Jana Lippmann1, Kathrin Petri2, Simone Fulda3, Juliane Liese4
Author information
1Institute for Experimental Cancer Research in Pediatrics, Goethe-University, 60528, Frankfurt, Germany; Department of Radiation Oncology, Inselspital, Bern University Hospital, Bern, Switzerland.
2Laboratory of Experimental Surgery, Department of General and Thoracic Surgery, University Hospital of Giessen, Giessen Germany; Department of General and Thoracic Surgery, University Hospital of Giessen, Giessen University, Giessen, Germany.

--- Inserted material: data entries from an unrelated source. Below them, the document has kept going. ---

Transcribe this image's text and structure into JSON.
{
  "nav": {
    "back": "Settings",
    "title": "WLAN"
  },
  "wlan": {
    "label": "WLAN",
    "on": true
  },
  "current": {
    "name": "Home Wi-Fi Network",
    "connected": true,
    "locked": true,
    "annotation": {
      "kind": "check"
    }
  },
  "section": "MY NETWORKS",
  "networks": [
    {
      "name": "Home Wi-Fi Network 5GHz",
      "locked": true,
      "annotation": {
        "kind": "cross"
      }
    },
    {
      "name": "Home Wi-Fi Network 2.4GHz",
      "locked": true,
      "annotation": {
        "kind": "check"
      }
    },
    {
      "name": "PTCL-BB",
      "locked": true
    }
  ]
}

3Institute for Experimental Cancer Research in Pediatrics, Goethe-University, 60528, Frankfurt, Germany; German Cancer Consortium (DKTK), Partner Site Frankfurt, Germany; German Cancer Research Center (DKFZ), 69120, Heidelberg, Germany.

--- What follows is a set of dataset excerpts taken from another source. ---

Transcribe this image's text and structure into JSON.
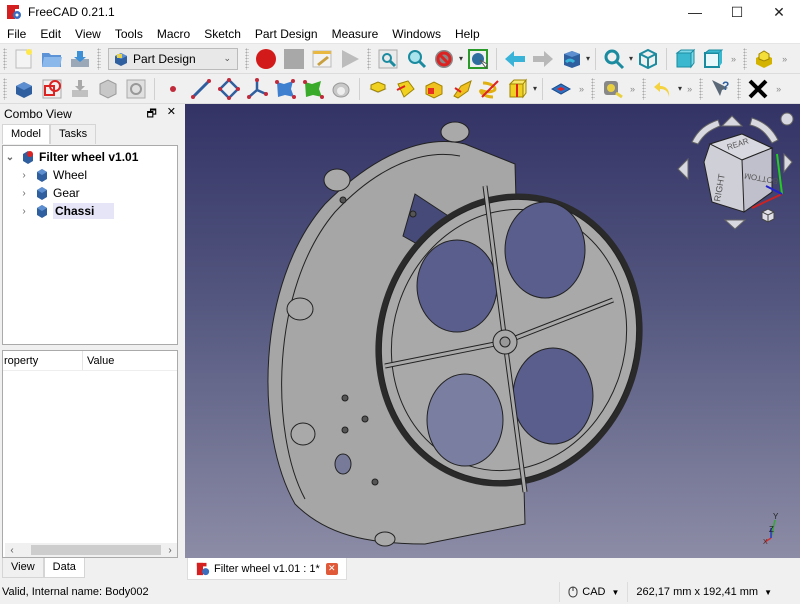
{
  "window": {
    "title": "FreeCAD 0.21.1",
    "minimize_glyph": "—",
    "maximize_glyph": "☐",
    "close_glyph": "✕"
  },
  "menu": [
    "File",
    "Edit",
    "View",
    "Tools",
    "Macro",
    "Sketch",
    "Part Design",
    "Measure",
    "Windows",
    "Help"
  ],
  "toolbar": {
    "workbench_selector": "Part Design",
    "more_glyph": "»",
    "dropdown_glyph": "▾"
  },
  "combo_view": {
    "title": "Combo View",
    "float_glyph": "🗗",
    "close_glyph": "✕",
    "tabs": [
      "Model",
      "Tasks"
    ],
    "tree": {
      "root": "Filter wheel v1.01",
      "children": [
        {
          "label": "Wheel",
          "selected": false
        },
        {
          "label": "Gear",
          "selected": false
        },
        {
          "label": "Chassi",
          "selected": true
        }
      ]
    },
    "property_header": [
      "roperty",
      "Value"
    ],
    "bottom_tabs": [
      "View",
      "Data"
    ]
  },
  "viewport": {
    "navcube_faces": [
      "REAR",
      "RIGHT",
      "BOTTOM"
    ],
    "axis_labels": [
      "Y",
      "Z",
      "X"
    ],
    "colors": {
      "bg_top": "#333366",
      "bg_bottom": "#8c8ca6",
      "part": "#a9a9a9"
    }
  },
  "document_tab": {
    "label": "Filter wheel v1.01 : 1*",
    "close_glyph": "✕"
  },
  "status": {
    "message": "Valid, Internal name: Body002",
    "navigation_style": "CAD",
    "dimensions": "262,17 mm x 192,41 mm"
  }
}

4Institute for Experimental Cancer Research in Pediatrics, Goethe-University, 60528, Frankfurt, Germany; Laboratory of Experimental Surgery, Department of General and Thoracic Surgery, University Hospital of Giessen, Giessen Germany; Department of General and Thoracic Surgery, University Hospital of Giessen, Giessen University, Giessen, Germany; German Cancer Consortium (DKTK), Partner Site Frankfurt, Germany; German Cancer Research Center (DKFZ), 69120, Heidelberg, Germany. Electronic address: Juliane.liese@chiru.med.uni-giessen.de.
Free PMC article
Abstract
Ferroptosis, a newly discovered form of cell death mediated by reactive oxygen species (ROS) and lipid peroxidation, has recently been shown to have an impact on various cancer types; however, so far there are only few studies about its role in hepatocellular carcinoma (HCC). The delicate equilibrium of ROS in cancer cells has found to be crucial for cell survival, thus increased levels may trigger ferroptosis in HCC. In our study, we investigated the effect of different ROS modulators and ferroptosis inducers on a human HCC cell line and a human hepatoblastoma cell line. We identified a novel synergistic cell death induction by the combination of Auranofin and buthionine sulfoxime (BSO) or by Erastin and BSO at subtoxic concentrations. We found a caspase-independent, redox-regulated cell death, which could be rescued by different inhibitors of ferroptosis. Both cotreatments stimulated lipid peroxidation. All these findings indicated ferroptotic cell death. Both cotreatments affected the canonical ferroptosis pathway through GPX4 downregulation. We also found an accumulation of Nrf2 and HO-1, indicating an additional effect on the non-canonical pathway. Our results implicate that targeting these two main ferroptotic pathways simultaneously can overcome chemotherapy resistance in HCC.